Moffitt AM report PEARLS 10/21: primary biliary cirrhosis!

Take-home PEARL: cholestyramine, a bile acid sequestrant used for cholestasis-associated pruritus, also affects absorption of thyroid hormone in enterohepatic circulation, so patients with hypothyroidism receiving cholestyramine should be monitored closely for s/sx of hypothyroidism!! In fact, a clinical trial showed that low doses of cholestyramine can be an adjunctive therapy in the management of hyperthyroidism from Graves (PMID 18946743)!

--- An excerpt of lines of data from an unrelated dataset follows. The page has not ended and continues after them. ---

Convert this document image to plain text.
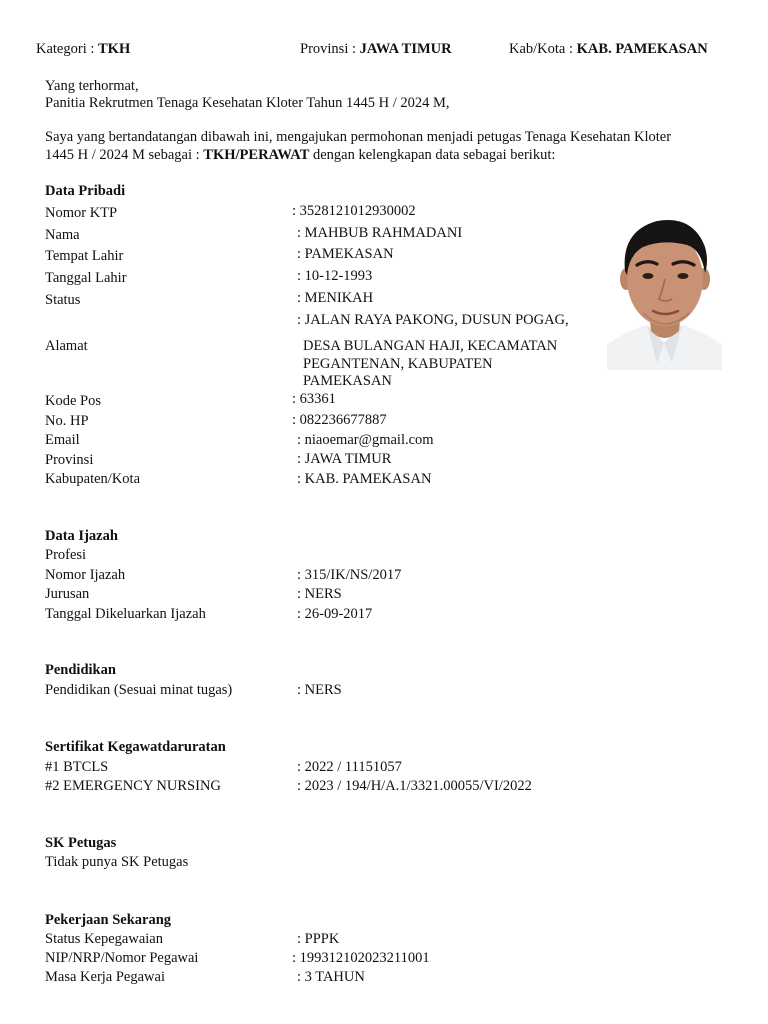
Kategori : TKH	Provinsi : JAWA TIMUR	Kab/Kota : KAB. PAMEKASAN
Yang terhormat,
Panitia Rekrutmen Tenaga Kesehatan Kloter Tahun 1445 H / 2024 M,
Saya yang bertandatangan dibawah ini, mengajukan permohonan menjadi petugas Tenaga Kesehatan Kloter
1445 H / 2024 M sebagai : TKH/PERAWAT dengan kelengkapan data sebagai berikut:
Data Pribadi
Nomor KTP	: 3528121012930002
Nama	: MAHBUB RAHMADANI
Tempat Lahir	: PAMEKASAN
Tanggal Lahir	: 10-12-1993
Status	: MENIKAH
: JALAN RAYA PAKONG, DUSUN POGAG,
Alamat	DESA BULANGAN HAJI, KECAMATAN
PEGANTENAN, KABUPATEN
PAMEKASAN
Kode Pos	: 63361
No. HP	: 082236677887
Email	: niaoemar@gmail.com
Provinsi	: JAWA TIMUR
Kabupaten/Kota	: KAB. PAMEKASAN
Data Ijazah
Profesi
Nomor Ijazah	: 315/IK/NS/2017
Jurusan	: NERS
Tanggal Dikeluarkan Ijazah	: 26-09-2017
Pendidikan
Pendidikan (Sesuai minat tugas)	: NERS
Sertifikat Kegawatdaruratan
#1 BTCLS	: 2022 / 11151057
#2 EMERGENCY NURSING	: 2023 / 194/H/A.1/3321.00055/VI/2022
SK Petugas
Tidak punya SK Petugas
Pekerjaan Sekarang
Status Kepegawaian	: PPPK
NIP/NRP/Nomor Pegawai	: 199312102023211001
Masa Kerja Pegawai	: 3 TAHUN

A bit on primary biliary cirrhosis

  • An autoimmune disease characterized by T-lymphocyte-mediated attack on small intralobular bile ducts
    • Remember the association between PBC and antimitochondrial Ab – the Ab titer does NOT correlate with disease severity or progression!
  • Association with hypothyroidism: about 20% of patients with PBC have or will develop hypothyroidism! Note that serum thyroid hormone-binding proteins are increased in PBC so total T4 levels can be normal in these patients.
  • Medical treatment: the only approved tx is ursodeoxycholic acid (which delays progression to ESLD/transplant). Interestingly, the extent of biochemical response to UDCA in the first year of tx is a good marker for long-term prognosis. Other controversial approaches include combination of UDCA with colchicine, methotrexate, and investigational approaches including molecular therapies are in phase 2 and 3 trials.
  • Liver transplant: PBC is a common indication for transplant and should be considered when serum bili >6 or in decompensated cirrhosis
  • Recurrence post-transplant? Survival rates of >90% at 1 year and 80-85% at 5 years! Recurrence rates for PBC have been reported to be up to 30% after 10 years.


Many other hodge-podge points throughout the case:

  • Ddx for pruritus without a rash (i.e. systemic causes of pruritus): cholestasis, uremia, hematologic malignancies (eg polycythemia vera), thyrotoxicosis
  • Hypercalcemia: great flow chart below. Think about PTH-dependent vs independent. For PTH-independent causes, think about vitamin D dependent vs independent. Remember though that lab testing for 1,25-OH vitamin D levels may not be sensitive!
    • Check out an old but classic Annals paper that Tyler alluded to that Harry shared at intern report last month: a serum chloride to phosphate ratio >30 suggests a parathyroid mediated process! PMID: 4405880
    • hypercalcemia
  • Elevated alk phos: ddx liver (elevated GGT), bone (nl GGT), and placental (nl GGT)!
  • Whenever you are thinking about hypothyroidism, think about concomitant adrenal insufficiency. When you are thinking about treating for myxedema coma or severe hypothyroidism, always give steroids in addition to synthroid!
  • Granulomatous hepatitis (on liver biopsy) still has a very broad ddx. Here is a nice slide I found online (credit: Dr. Marsano from University of Loisville)
    • hepatic granulomas

Bonus point on Werner syndrome (what is this?!)

  • A rare (1 in 200,000 in the US; more common in Japan 1 in 20,000 to 40,000) autosomal recessive syndrome characterized by premature aging. Interestingly, affected individuals grow normally until puberty and then have dramatic and rapid features of normal aging starting in their 20s. Major cause of death = CVD or cancer.